As uncertainty over the future of power purchase agreements, as well as a liquidity crunch, plagues the country, the Indian government has taken measures to address some of these issues.
The Ministry of Power of India recently issued guidelines to ensure that ample liquidity is maintained by power distribution utilities to honor the power purchase agreements with power generation companies. As per the orders of the Ministry of Power, power distribution utilities are required to maintain an adequate letter of credit to ensure payment security to generation companies.
Further, to address the issue of late or non-payment of dues to the generators, the Ministry has directed the power distribution utilities to pay the generators as per the fixed tariff in case power is not procured from the generators under certain cases.
Here, it is important to understand the tariff structure followed in India. India generally follows a two-part tariff system which is comprised of a fixed tariff and a variable tariff.
The fixed portion of the two-part tariff is calculated on the basis of the capital investment made for the installation of the power plant and its equipment. This rate is fixed for the duration of the power purchase agreement as it is based upon the one-time investment made to set up the power plant.
The variable portion of the two-part tariff is calculated and revised at regular intervals and is determined on the basis of several recurring costs including those of the fuel used, taxes, etc.. Whenever the distribution utilities procure power from the generators, payment is made as per the variable portion. However, the distribution utility must make fixed tariff payments to the generators regularly even if the former does not procure any power.
However, solar and wind energy projects have a single-part tariff as there is no fuel expense during the lifecycle of the projects.

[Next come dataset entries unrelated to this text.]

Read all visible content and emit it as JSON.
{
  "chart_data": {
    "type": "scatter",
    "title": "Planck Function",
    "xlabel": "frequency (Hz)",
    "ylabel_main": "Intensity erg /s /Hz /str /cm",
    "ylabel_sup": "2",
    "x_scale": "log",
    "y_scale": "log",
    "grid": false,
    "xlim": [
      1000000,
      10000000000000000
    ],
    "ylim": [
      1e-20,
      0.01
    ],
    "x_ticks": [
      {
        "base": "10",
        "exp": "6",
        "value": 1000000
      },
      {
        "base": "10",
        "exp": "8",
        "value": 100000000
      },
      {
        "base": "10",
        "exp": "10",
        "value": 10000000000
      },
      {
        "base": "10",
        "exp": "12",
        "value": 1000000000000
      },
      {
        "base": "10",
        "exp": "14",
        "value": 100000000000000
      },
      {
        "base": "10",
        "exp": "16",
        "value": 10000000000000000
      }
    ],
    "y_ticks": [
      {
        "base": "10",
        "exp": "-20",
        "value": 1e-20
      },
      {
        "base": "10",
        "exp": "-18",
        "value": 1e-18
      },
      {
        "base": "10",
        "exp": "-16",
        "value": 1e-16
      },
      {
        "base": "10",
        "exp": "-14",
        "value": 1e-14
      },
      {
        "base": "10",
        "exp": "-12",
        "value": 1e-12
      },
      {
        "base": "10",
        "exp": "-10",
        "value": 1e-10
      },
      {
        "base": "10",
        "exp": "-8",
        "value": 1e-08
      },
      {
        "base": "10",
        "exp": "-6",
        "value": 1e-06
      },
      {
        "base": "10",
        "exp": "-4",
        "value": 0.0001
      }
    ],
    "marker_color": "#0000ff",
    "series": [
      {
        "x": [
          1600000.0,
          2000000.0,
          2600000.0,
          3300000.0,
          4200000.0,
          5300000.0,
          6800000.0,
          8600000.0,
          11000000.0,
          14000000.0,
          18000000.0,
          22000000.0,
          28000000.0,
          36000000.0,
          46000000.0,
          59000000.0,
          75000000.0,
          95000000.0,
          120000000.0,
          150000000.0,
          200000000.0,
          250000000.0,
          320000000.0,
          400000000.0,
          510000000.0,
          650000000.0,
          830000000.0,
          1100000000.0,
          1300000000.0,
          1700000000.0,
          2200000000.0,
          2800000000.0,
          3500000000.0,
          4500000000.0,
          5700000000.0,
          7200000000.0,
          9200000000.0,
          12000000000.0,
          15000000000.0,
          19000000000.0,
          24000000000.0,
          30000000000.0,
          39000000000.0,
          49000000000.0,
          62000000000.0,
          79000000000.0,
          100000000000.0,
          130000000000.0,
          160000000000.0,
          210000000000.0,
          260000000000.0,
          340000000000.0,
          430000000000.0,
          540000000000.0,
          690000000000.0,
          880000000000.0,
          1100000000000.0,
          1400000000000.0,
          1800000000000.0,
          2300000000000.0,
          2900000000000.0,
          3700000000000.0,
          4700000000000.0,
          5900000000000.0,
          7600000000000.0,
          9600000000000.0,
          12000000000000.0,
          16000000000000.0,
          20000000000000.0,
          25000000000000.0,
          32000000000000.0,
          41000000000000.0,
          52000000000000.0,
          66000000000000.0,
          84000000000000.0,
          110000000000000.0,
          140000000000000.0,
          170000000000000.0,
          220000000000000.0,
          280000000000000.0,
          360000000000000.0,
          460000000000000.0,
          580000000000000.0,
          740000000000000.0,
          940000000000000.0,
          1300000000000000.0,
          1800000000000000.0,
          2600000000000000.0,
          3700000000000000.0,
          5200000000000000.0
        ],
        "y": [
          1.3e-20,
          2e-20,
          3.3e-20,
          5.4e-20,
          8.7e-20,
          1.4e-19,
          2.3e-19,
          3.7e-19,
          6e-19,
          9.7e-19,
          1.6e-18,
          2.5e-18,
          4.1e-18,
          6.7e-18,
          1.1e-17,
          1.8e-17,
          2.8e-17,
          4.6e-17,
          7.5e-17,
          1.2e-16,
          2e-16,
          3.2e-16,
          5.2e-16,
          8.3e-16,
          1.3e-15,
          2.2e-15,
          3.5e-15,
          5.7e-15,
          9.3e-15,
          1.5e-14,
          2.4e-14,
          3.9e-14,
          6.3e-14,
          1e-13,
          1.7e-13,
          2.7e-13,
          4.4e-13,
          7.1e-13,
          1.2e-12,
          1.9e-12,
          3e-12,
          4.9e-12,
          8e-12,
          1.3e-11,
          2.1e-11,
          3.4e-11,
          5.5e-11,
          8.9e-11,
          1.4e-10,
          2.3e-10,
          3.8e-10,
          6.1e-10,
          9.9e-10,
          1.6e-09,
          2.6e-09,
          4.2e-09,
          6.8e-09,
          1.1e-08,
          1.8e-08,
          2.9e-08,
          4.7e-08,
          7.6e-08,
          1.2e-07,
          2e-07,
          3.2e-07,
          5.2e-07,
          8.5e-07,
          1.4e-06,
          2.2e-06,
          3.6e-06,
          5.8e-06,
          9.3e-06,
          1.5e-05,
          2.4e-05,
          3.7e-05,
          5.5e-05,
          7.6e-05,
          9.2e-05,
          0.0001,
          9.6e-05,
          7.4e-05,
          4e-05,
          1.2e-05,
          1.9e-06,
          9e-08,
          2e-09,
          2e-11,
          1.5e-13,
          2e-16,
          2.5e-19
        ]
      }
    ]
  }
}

Now, the Ministry has clarified that buyers (distribution utilities, in this case) will be required to make payment to wind and solar power project developers at the full PPA tariff rate if the former refuse to procure power or curtail generation from the power plants.
The clarification comes at a time when the government of the state of Andhra Pradesh is reportedly forcing some solar and wind energy generators to curtail their generation as fallout over the sanctity of existing power purchase agreements. Similar attempts to curtail the generation of solar and wind energy projects have been prevalent in the states of Tamil Nadu and Rajasthan as well. This results in projects being idle with no revenue being earned by the generators who had to service their debt in any case.